Es peligrosa, sumamente peligrosa la mistura de ingredientes  que da origen a ese tipo de  coctel explosivo que aúna fuerzas de personas carentes de todo talento e incapaces de manejar las estrategias necesarias que utilizan la razón como argumento y no el oportunismo político. Los movimientos ultras, en cualquier rincón del mundo, carecen de la menor solidez intelectual, nunca les hizo falta, ni siquiera alardearon jamás de ello. Ni les interesa, ni la necesitan.  La extrema derecha apela y se nutre precisamente de la sinrazón, de la falta de pensamiento crítico, del descontento del ciudadano de a pie en periodos convulsos y de especial precariedad económica, del apego a las más rancias tradiciones y del odio. Sobre todo de ese feroz y despiadado sentimiento de odio que se encargan de diseminar y exacerbar a través de sus acólitos,  de la gestión de mentiras en las redes sociales, de la agresión, del miedo que causa su virulencia y de la más absoluta falta de ética democrática y personal de sus miembros.
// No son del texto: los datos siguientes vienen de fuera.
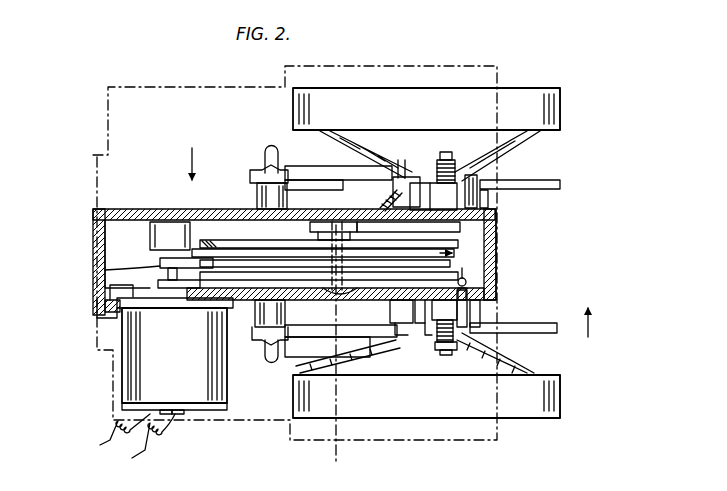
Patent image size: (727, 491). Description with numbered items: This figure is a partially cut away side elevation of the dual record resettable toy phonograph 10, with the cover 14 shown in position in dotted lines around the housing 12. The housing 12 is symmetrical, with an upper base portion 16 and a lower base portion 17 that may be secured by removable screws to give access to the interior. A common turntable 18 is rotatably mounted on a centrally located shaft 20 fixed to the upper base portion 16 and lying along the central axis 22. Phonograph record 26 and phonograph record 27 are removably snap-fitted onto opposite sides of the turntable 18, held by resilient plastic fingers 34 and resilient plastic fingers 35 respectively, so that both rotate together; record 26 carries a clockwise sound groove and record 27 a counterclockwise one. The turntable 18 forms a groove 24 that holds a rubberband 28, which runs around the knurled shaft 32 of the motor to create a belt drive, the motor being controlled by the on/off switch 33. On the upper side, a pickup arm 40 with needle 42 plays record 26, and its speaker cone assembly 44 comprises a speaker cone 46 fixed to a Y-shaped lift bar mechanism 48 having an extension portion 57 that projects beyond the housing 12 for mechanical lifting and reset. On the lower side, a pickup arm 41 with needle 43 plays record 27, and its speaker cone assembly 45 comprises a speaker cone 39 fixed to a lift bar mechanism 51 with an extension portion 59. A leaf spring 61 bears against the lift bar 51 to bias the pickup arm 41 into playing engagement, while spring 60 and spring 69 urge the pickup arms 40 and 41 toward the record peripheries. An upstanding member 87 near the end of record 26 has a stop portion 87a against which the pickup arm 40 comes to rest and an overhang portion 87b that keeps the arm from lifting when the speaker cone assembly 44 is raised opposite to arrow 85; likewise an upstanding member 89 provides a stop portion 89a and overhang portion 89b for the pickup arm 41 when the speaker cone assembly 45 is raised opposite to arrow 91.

The dual record resettable toy phonograph 10 is at (565, 248).
The housing 12 is at (92, 238).
The cover 14 is at (198, 85).
The upper base portion 16 is at (118, 210).
The lower base portion 17 is at (100, 315).
The turntable 18 is at (495, 245).
The shaft 20 is at (270, 240).
The central axis 22 is at (333, 455).
The groove 24 is at (495, 258).
The phonograph record 26 is at (495, 238).
The phonograph record 27 is at (497, 268).
The rubberband 28 is at (160, 263).
The knurled shaft 32 is at (130, 282).
The on/off switch 33 is at (132, 387).
The resilient plastic fingers 34 is at (355, 226).
The resilient plastic fingers 35 is at (340, 298).
The speaker cone 39 is at (560, 385).
The pickup arm 40 is at (480, 168).
The pickup arm 41 is at (482, 312).
The phonograph needle 42 is at (386, 232).
The phonograph needle 43 is at (497, 290).
The speaker cone assembly 44 is at (462, 84).
The speaker cone assembly 45 is at (462, 420).
The speaker cone 46 is at (560, 112).
The lift bar mechanism 48 is at (556, 183).
The lift bar mechanism 51 is at (550, 336).
The extension portion 57 is at (530, 178).
The extension portion 59 is at (530, 330).
The spring 60 is at (443, 184).
The leaf spring 61 is at (300, 360).
The spring 69 is at (440, 345).
The arrow 85 is at (192, 150).
The upstanding member 87 is at (393, 170).
The stop member portion 87a is at (380, 203).
The overhang portion 87b is at (403, 176).
The upstanding member 89 is at (400, 325).
The stop member portion 89a is at (418, 320).
The overhang portion 89b is at (425, 338).
The arrow 91 is at (590, 325).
En esta España que tanto nos duele a veces a los españoles, estos grupos se alimentan de la nostalgia y de los que aún añoran el franquismo, de antiguos militares del régimen a los que la democracia siempre les vino grande y de todos cuantos agazapados han mantenido el germen del fascismo durante años, escondidos hábilmente tras las siglas de la derecha, sin hacer mucho ruido y  esperando su momento. Su aversión al movimiento feminista y a la igualdad entre sexos, su inquina  abiertamente manifiesta al extranjero, su evidente xenofobia y su desprecio por la comunidad LGBTI les precede allá donde acuden. En sus mítines y manifestaciones no  muestran el menor recato a la hora de exhibir con orgullo sus cruces gamadas y las más detestables consignas pueblan sus mensajes. Mientras Europa trata de frenar de forma seria y decidida el avance de estos grupos, en España la extrema derecha se hace fuerte ante nuestras propias narices, ocupando imparable escaños a partir de las últimas elecciones. Y es evidente que mientras el Partido Popular siga ofreciendo guiños cómplices a la radicalización y un tibio distanciamiento con respecto a las posiciones de Vox, que demasiadas veces se columpia con desparpajo y rozando el delito en esa delgada línea que trasgrede todo pensamiento democrático, está haciendo un escaso favor a sí mismo como grupo político y ninguno a este país. Madrid está en juego el 4 de Mayo, pero España se juega mucho más en estos próximos comicios que el Gobierno de una Comunidad Autónoma. Está en juego el permitir y auspiciar mediante el voto el camino de retorno hacia una de los momentos más aciagos de toda nuestra historia. Cierro con idéntica pregunta a la que planteé al inicio de este artículo ¿y ahora qué Madrid?